The Pacific leatherback population has declined by 80% over the past 40 years. These giant, ancient, soft-shelled sea turtles swim across the Pacific Ocean to feed on jellyfish off the West Coast. But on arrival — and despite federal protection — they are captured, injured, and drowned in gillnets, crab-trap lines and other fishing gear that targets tuna and swordfish.
Protecting leatherbacks under the state’s Endangered Species Act would make them a state conservation priority. The state law would also provide a backstop to potentially weakened protections for leatherbacks under the federal Endangered Species Act.
The petition to list leatherbacks under the state’s Endangered Species Act was filed Jan. 9 by the Center for Biological Diversity and Turtle Island Restoration Network.
“This is California’s chance to save a species that has existed since the time of dinosaurs,” said Annalisa Tuel, policy and advocacy manager for Turtle Island Restoration Network. “We are hopeful the California Fish and Game Commission will do the right thing by accepting our petition to ensure leatherbacks do not go extinct in our lifetimes.”
Pacific leatherback sea turtles are highly endangered and listed under the federal Endangered Species Act. In 2016 the National Marine Fisheries Service identified leatherback sea turtles as one of eight species most at risk of extinction. The Service says reducing their entanglement in fishing gear is the top priority for ensuring their survival.

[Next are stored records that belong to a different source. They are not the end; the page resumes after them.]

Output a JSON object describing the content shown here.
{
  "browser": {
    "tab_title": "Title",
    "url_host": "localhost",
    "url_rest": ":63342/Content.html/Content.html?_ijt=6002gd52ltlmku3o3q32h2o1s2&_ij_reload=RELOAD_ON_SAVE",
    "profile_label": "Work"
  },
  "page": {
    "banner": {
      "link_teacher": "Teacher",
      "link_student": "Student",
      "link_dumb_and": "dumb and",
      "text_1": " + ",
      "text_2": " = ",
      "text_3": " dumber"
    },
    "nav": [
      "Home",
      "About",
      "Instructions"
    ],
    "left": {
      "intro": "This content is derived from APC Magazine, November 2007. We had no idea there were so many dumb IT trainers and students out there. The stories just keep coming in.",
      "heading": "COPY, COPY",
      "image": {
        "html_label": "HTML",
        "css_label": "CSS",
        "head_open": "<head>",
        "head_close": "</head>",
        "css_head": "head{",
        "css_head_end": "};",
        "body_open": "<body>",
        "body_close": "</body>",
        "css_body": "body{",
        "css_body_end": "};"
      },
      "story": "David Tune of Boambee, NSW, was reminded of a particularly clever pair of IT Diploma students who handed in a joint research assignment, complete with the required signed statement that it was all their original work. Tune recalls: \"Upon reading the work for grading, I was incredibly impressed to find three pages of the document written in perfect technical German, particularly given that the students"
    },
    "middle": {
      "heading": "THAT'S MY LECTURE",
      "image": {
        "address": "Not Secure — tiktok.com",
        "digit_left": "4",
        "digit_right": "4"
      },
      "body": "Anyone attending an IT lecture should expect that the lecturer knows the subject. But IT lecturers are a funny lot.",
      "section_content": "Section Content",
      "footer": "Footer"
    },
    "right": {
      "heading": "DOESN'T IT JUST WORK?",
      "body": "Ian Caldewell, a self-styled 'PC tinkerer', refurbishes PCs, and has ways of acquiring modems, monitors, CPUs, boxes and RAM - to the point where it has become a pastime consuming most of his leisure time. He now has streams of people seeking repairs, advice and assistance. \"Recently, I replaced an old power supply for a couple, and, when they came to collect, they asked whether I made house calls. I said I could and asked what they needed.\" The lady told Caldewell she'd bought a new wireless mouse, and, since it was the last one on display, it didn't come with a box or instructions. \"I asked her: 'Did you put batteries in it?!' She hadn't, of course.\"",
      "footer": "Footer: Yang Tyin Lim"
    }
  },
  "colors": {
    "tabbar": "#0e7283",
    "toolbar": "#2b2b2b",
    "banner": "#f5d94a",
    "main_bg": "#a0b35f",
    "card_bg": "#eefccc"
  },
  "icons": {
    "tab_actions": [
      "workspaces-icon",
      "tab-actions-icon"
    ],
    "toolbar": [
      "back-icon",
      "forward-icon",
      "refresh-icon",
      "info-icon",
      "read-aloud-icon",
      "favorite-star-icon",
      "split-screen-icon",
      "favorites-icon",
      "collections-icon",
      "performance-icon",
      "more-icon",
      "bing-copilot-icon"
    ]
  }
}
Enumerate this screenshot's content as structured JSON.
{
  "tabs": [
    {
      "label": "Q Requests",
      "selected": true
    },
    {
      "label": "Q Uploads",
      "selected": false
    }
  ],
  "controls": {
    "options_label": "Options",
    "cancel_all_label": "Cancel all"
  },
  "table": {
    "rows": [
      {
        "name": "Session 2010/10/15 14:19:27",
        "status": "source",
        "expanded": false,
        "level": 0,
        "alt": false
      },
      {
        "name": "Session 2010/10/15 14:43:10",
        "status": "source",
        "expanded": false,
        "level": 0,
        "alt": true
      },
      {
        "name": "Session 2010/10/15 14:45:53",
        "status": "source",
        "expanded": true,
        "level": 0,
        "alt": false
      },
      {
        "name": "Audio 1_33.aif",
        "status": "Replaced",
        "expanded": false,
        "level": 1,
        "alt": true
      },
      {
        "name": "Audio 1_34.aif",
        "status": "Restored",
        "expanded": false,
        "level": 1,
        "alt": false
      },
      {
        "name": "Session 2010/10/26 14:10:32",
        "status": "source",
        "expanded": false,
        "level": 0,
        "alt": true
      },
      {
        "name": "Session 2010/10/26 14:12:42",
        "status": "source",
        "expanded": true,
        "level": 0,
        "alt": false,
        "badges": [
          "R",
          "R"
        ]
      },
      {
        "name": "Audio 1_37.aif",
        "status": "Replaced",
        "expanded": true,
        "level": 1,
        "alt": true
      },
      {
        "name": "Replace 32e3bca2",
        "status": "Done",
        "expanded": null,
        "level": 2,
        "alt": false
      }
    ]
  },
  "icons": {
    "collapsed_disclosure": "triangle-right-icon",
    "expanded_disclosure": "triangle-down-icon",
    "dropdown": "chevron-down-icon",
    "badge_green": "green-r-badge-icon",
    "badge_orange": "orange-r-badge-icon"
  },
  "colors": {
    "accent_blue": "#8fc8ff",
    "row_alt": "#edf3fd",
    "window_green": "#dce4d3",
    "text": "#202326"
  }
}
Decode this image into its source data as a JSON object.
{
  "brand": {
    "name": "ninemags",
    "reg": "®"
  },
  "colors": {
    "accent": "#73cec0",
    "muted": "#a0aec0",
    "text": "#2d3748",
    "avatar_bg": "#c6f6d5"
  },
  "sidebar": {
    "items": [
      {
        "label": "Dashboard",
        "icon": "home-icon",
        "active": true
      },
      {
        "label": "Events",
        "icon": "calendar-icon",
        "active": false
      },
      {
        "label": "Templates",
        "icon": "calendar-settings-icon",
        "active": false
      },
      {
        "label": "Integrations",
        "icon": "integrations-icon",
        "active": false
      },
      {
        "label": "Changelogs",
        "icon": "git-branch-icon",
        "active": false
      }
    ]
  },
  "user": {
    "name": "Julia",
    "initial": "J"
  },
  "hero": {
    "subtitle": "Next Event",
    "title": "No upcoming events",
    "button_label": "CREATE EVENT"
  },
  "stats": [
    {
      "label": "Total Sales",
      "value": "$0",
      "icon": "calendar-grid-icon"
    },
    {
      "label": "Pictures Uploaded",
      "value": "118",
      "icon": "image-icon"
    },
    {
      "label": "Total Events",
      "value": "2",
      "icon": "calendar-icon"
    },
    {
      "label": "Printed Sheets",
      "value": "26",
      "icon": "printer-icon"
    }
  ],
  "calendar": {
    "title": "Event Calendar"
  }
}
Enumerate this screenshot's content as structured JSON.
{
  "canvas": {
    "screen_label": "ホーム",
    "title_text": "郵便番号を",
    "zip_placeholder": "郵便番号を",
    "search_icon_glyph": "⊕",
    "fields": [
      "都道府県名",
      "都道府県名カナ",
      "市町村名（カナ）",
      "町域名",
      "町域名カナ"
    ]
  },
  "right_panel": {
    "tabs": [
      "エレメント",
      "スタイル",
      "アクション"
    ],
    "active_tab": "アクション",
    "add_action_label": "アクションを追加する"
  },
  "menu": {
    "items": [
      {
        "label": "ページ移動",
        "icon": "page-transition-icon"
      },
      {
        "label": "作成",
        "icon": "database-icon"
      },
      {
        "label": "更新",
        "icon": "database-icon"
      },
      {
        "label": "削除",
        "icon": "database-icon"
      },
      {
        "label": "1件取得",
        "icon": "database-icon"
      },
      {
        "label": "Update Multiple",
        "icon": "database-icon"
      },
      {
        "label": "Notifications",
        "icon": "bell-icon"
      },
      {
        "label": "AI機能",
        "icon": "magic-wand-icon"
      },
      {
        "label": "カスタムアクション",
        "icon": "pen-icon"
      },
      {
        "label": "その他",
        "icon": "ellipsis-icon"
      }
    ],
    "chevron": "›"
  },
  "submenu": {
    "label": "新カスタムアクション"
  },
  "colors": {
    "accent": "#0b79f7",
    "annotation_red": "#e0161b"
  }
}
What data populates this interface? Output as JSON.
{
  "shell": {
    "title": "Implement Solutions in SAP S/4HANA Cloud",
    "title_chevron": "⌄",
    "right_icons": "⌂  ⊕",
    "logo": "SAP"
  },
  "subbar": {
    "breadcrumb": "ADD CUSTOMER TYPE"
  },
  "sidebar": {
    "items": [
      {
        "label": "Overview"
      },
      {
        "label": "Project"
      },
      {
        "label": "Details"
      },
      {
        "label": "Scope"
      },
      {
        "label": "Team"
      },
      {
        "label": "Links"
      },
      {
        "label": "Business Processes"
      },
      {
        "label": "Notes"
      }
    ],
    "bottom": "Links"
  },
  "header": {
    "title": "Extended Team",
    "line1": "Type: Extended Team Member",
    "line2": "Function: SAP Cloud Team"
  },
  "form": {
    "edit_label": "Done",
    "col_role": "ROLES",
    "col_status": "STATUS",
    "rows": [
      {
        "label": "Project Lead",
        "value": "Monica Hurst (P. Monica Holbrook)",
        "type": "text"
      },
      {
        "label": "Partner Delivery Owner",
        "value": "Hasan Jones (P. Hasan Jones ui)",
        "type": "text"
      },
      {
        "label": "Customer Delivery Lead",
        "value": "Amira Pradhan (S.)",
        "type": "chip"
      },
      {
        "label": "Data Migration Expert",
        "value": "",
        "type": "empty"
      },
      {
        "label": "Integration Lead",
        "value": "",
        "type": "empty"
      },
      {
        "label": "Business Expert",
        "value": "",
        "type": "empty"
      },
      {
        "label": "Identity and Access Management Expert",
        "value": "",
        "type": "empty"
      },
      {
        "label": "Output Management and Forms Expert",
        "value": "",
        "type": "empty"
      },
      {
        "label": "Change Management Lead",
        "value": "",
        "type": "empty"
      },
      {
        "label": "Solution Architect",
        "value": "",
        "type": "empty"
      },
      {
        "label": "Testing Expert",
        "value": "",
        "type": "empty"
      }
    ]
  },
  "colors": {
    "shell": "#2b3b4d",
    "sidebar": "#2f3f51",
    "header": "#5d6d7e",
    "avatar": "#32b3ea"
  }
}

“California has an opportunity here to lead by example and show other states how they can play a powerful role in fight against the global extinction crisis,” said Catherine Kilduff, a Center attorney. “The time to save leatherback sea turtles is now.”
A new review of leatherback sea turtle science released on Monday concludes that seven distinct populations of leatherback sea turtles face a high extinction risk. The National Marine Fisheries Service and U.S. Fish and Wildlife Service found that all seven leatherback sea turtle populations remain endangered, and denied a petition by the commercial fishing industry to relax some protections.
Turtle Island Restoration Network sued the Trump administration after a fishing permit issued last year exempted vessels from the federal ban on longline gear off California. Longlines stretch up to 60 miles, with thousands of baited hooks. A federal judge in Oakland ruled Dec. 20 that the federal government had failed to adequately consider impacts on leatherbacks when it revived longline fishing, blocking the permit.
Turtle Island Restoration Network is a global ocean conservation nonprofit based in Olema, California whose mission is to inspire and mobilize people around the world to protect marine biodiversity and the oceans that sustain all life on Earth.
The Center for Biological Diversity is a national, nonprofit conservation organization with more than 1.7 million members and online activists dedicated to the protection of endangered species and wild places.